The stockings were of gold and silver tissue around the ankle and half the length of the leg. The other half was made of silk. Their price was 27s 6d, but the stockings made entirely of gold tissue, as worn in Paris, would cost about £2 10s. The stockings were beautiful in effect, and the gold or silver threads had had to be woven by a special new process, which rendered the web very fine and pliant. Thus stockings composed entirely of the gold and silver tissue were expensive wear, as they cost more than silk, and would probably exist only one brief evening, since they were not washable.
50 years ago
A column giving advice on photography said: “Always popular subjects for the holiday photographer are girlfriends or wives in their smart new bathing costumes, posed, perhaps a little self-consciously, on the beach.
All too often, however, the resulting pictures are dull and comparatively lifeless, and it’s usually because insufficient thought is given to the subject. Pictures on the beach should be glamorous, fun – or both. Shots of the current sweetheart standing forlornly alone, legs together, arms hanging limply by her sides, obviously dreading the whole beastly business, will never make the grade. So begin by dreaming up an attractive pose – if you are set on the more static, glamour-only picture that is. Position her with barnacles biting into the soles of her feet and the sun shining directly into her eyes, and you are three quarters of the way to wasting at least one frame!
A prop of some kind makes a useful adjunct to a successful beach picture, for it serves two purposes; to balance the composition, and to give the model something to do.”
25 years ago
Work on replacing crumbling masonry on York Minster’s south-west tower was unlikely to start for another 18 months. But as a first step, an expert would inspect the damaged stonework.

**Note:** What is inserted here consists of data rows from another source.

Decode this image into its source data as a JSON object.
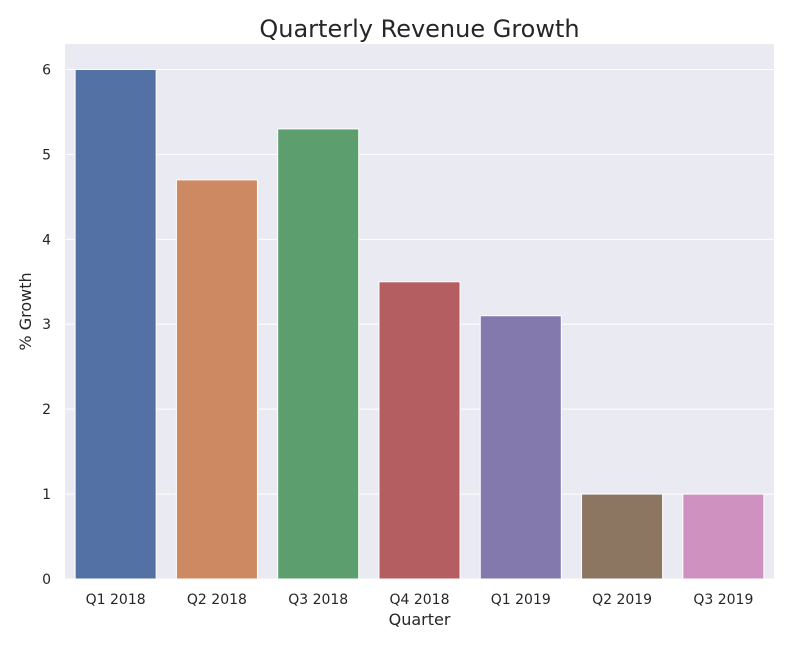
{
  "chart_data": {
    "type": "bar",
    "title": "Quarterly Revenue Growth",
    "xlabel": "Quarter",
    "ylabel": "% Growth",
    "categories": [
      "Q1 2018",
      "Q2 2018",
      "Q3 2018",
      "Q4 2018",
      "Q1 2019",
      "Q2 2019",
      "Q3 2019"
    ],
    "values": [
      6.0,
      4.7,
      5.3,
      3.5,
      3.1,
      1.0,
      1.0
    ],
    "colors": [
      "#5471a5",
      "#cd8962",
      "#5c9e6e",
      "#b55e61",
      "#8479ac",
      "#8c7662",
      "#cf92c0"
    ],
    "ylim": [
      0,
      6.3
    ],
    "yticks": [
      0,
      1,
      2,
      3,
      4,
      5,
      6
    ],
    "grid": true,
    "background": "#eaeaf2",
    "gridline_color": "#ffffff"
  }
}
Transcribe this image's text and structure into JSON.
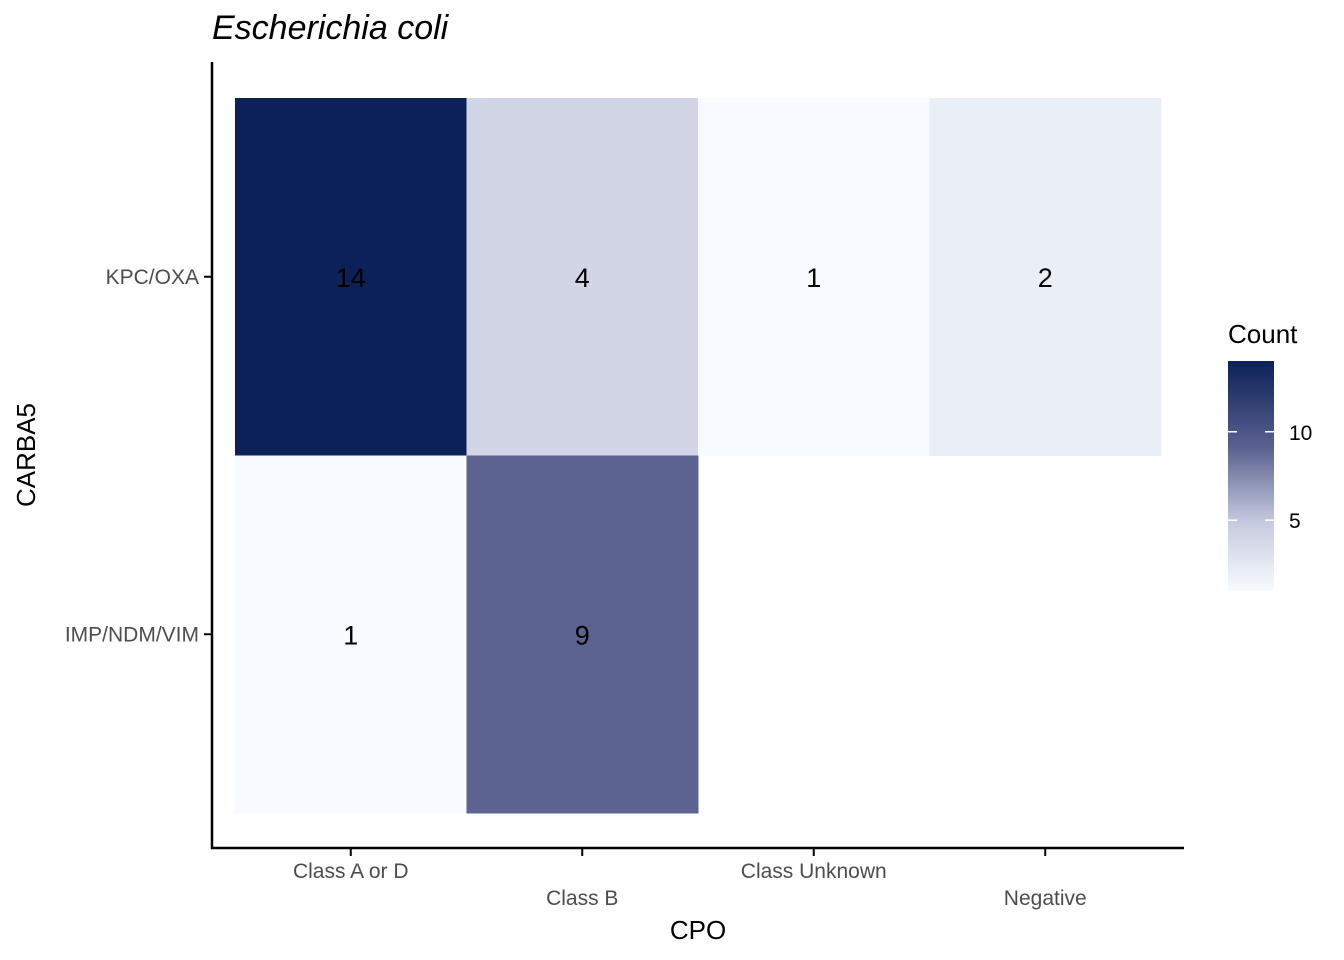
{
  "chart_data": {
    "type": "heatmap",
    "title": "Escherichia coli",
    "xlabel": "CPO",
    "ylabel": "CARBA5",
    "x_categories": [
      "Class A or D",
      "Class B",
      "Class Unknown",
      "Negative"
    ],
    "y_categories": [
      "KPC/OXA",
      "IMP/NDM/VIM"
    ],
    "cells": [
      {
        "x": "Class A or D",
        "y": "KPC/OXA",
        "value": 14
      },
      {
        "x": "Class B",
        "y": "KPC/OXA",
        "value": 4
      },
      {
        "x": "Class Unknown",
        "y": "KPC/OXA",
        "value": 1
      },
      {
        "x": "Negative",
        "y": "KPC/OXA",
        "value": 2
      },
      {
        "x": "Class A or D",
        "y": "IMP/NDM/VIM",
        "value": 1
      },
      {
        "x": "Class B",
        "y": "IMP/NDM/VIM",
        "value": 9
      }
    ],
    "color_scale": {
      "low_color": "#f7fbff",
      "high_color": "#0b2158",
      "value_range": [
        1,
        14
      ]
    },
    "legend": {
      "title": "Count",
      "ticks": [
        5,
        10
      ],
      "placement": "right"
    },
    "grid": false
  }
}
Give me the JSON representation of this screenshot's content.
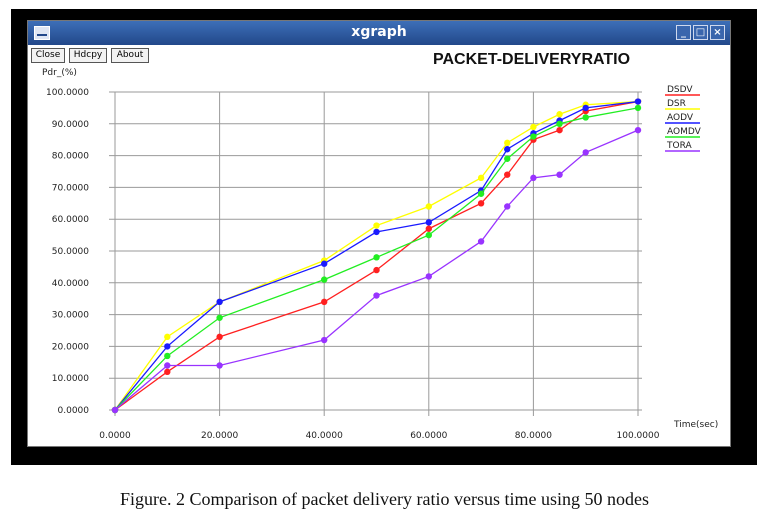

Emergency work to make the tower safe had been carried out the previous October after a pinnacle weighing a quarter-of-a-ton crashed down into Deangate. As a result, the road was closed to traffic for some time, causing problems in the city centre. Mr Bob Littlewood, the Minster’s superintendent of works, confirmed that Mr Charles Brown, Surveyor of the Fabric, would be visiting the tower to see for himself the extent of the problem.